純は、入学当日に先生に顔と名前を覚えられてしまったことに、少なからずショックを感じていた。

明日からの予定の説明があったあと、下校ということになった。

他の生徒の視線を避けるかのように、純は急いで教室を出る。

貴久と待ち合わせをしている正門前に向かった。


貴久はすでに門の前に立っていた。

「なんだ、髪、切ったのか・・・」

純がそばに着くなり、不満そうな言葉を口にした。

「うん、だって髪が長いと天然パーマが目立つから・・・」

彼女の一番のコンプレックスは、男の子に見えることではなく、父親似のくるくるの巻き毛だ。

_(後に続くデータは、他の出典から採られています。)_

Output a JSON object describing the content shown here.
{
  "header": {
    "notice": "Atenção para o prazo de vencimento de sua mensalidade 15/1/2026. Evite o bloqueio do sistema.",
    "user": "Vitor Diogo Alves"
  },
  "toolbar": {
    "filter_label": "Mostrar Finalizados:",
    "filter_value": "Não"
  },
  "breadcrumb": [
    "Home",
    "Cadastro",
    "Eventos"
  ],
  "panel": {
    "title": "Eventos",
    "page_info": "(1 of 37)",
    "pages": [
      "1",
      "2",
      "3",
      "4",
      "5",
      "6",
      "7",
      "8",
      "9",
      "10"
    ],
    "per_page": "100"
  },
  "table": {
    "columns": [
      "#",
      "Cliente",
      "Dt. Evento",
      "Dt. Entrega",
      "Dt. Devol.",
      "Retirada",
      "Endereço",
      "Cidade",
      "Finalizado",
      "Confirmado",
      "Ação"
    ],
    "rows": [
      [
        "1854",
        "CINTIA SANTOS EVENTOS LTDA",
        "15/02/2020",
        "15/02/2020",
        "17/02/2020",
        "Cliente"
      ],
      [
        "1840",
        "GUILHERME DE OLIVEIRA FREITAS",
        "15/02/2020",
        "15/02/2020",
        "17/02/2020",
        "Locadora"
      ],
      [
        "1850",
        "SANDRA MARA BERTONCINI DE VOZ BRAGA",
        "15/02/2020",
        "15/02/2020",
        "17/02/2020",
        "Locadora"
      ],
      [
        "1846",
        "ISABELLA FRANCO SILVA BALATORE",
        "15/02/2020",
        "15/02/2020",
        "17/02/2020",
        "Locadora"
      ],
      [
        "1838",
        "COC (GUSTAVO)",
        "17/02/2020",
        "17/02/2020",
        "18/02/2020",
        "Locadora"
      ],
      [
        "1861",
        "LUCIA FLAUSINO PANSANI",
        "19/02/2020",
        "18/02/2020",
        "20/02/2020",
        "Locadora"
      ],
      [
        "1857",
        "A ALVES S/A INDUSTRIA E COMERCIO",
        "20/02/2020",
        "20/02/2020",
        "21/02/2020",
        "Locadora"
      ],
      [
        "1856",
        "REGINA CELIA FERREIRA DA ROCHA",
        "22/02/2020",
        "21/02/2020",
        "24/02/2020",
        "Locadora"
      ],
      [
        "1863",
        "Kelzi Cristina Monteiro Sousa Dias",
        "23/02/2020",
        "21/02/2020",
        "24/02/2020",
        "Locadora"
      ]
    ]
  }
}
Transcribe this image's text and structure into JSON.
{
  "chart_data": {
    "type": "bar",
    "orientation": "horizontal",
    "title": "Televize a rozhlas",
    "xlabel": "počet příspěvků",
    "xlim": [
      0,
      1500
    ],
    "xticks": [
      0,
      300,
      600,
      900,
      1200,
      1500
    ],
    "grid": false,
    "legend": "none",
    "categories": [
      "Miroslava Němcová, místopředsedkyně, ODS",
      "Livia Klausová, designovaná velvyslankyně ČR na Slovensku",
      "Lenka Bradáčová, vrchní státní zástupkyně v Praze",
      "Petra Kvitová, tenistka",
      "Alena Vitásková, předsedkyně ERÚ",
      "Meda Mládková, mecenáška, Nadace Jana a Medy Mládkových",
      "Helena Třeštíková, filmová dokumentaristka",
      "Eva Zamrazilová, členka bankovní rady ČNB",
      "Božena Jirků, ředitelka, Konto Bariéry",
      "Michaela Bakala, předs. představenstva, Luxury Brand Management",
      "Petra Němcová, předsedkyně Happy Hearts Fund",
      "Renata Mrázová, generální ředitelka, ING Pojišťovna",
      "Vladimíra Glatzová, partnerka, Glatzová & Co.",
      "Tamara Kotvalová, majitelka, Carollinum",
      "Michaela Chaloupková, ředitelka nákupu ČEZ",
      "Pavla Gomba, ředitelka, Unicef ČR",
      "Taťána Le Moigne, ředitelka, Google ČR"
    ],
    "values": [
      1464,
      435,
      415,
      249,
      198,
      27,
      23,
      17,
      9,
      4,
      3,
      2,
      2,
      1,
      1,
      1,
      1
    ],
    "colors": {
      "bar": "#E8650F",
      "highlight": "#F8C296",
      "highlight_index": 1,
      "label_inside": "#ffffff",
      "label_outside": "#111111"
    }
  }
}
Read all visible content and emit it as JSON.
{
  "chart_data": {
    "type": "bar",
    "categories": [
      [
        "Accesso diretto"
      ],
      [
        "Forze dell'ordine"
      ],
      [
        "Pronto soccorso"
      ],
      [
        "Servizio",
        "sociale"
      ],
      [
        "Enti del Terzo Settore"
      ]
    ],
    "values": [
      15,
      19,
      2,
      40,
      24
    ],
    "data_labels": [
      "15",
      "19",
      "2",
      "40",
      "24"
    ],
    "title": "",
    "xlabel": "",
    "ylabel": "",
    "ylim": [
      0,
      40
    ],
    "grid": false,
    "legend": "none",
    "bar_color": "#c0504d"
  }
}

『サラサラのストレートだったら、ロングヘアにするのに』

と、何かにつけてため息をついていた。

「短いとまた男に間違えられるぞ」

「うん、今日も男に間違えられた」

「ハハハ・・・。翔の服なんか着てるから、余計に間違えられるんだ」

貴久の大笑いが周囲の注目を集め、純は恥ずかしくて歩みを速めた。

「だって、この服、とっても気に入ってるんだもん」

純が口を尖らせる。貴久はそんな純の唇の赤い色にドキリとさせられ、咄嗟とっさに彼女の背中からリュックを奪う。

「貸せ。持ってやるよ」

「重いよ。ありがと」

そう言う純の微笑みは・・・『男なんかに見えない』

貴久の心は切ない何かでいっぱいになる。


二人並んで西山駅に向かう。

「どう?高校生になった気分は?」

「まだ実感ないよ。でも、制服が無いから嬉しい。スカート穿かなくていいし」

純が晴れ晴れした顔をする。

西山駅の前のバス停からバスに乗って、翔の父親の経営するレストランを目指した。

二人掛けの席が空いていたので、並んで座った。

「やっぱり部活には入らないつもり?」

純の顔色をうかがう。

「うん、帰宅部」

「軽音楽部に入らないか?」

「貴兄さんと同じ部?」

「うん、楽しいぞ」

純は首を横に振った。

「私、部活はいい。それに、けっこう家のことが大変。藤井さんがほとんどやってくれるけど、土日は来ないから。部活って土日もあるでしょ?」

「うん、まあな」

「バイオリンとピアノで精一杯。部活はもういい」

「そっか・・・」

貴久は、部活をしない理由が本当は別にあることを知っているから、それきり、その話題には触れなかった。一つ屋根の下では暮らせなくなったから、せめて部活だけでも一緒に過ごしたかったけれど、無理強いは出来ない。

バスはレストランに一番近いバス停に着いた。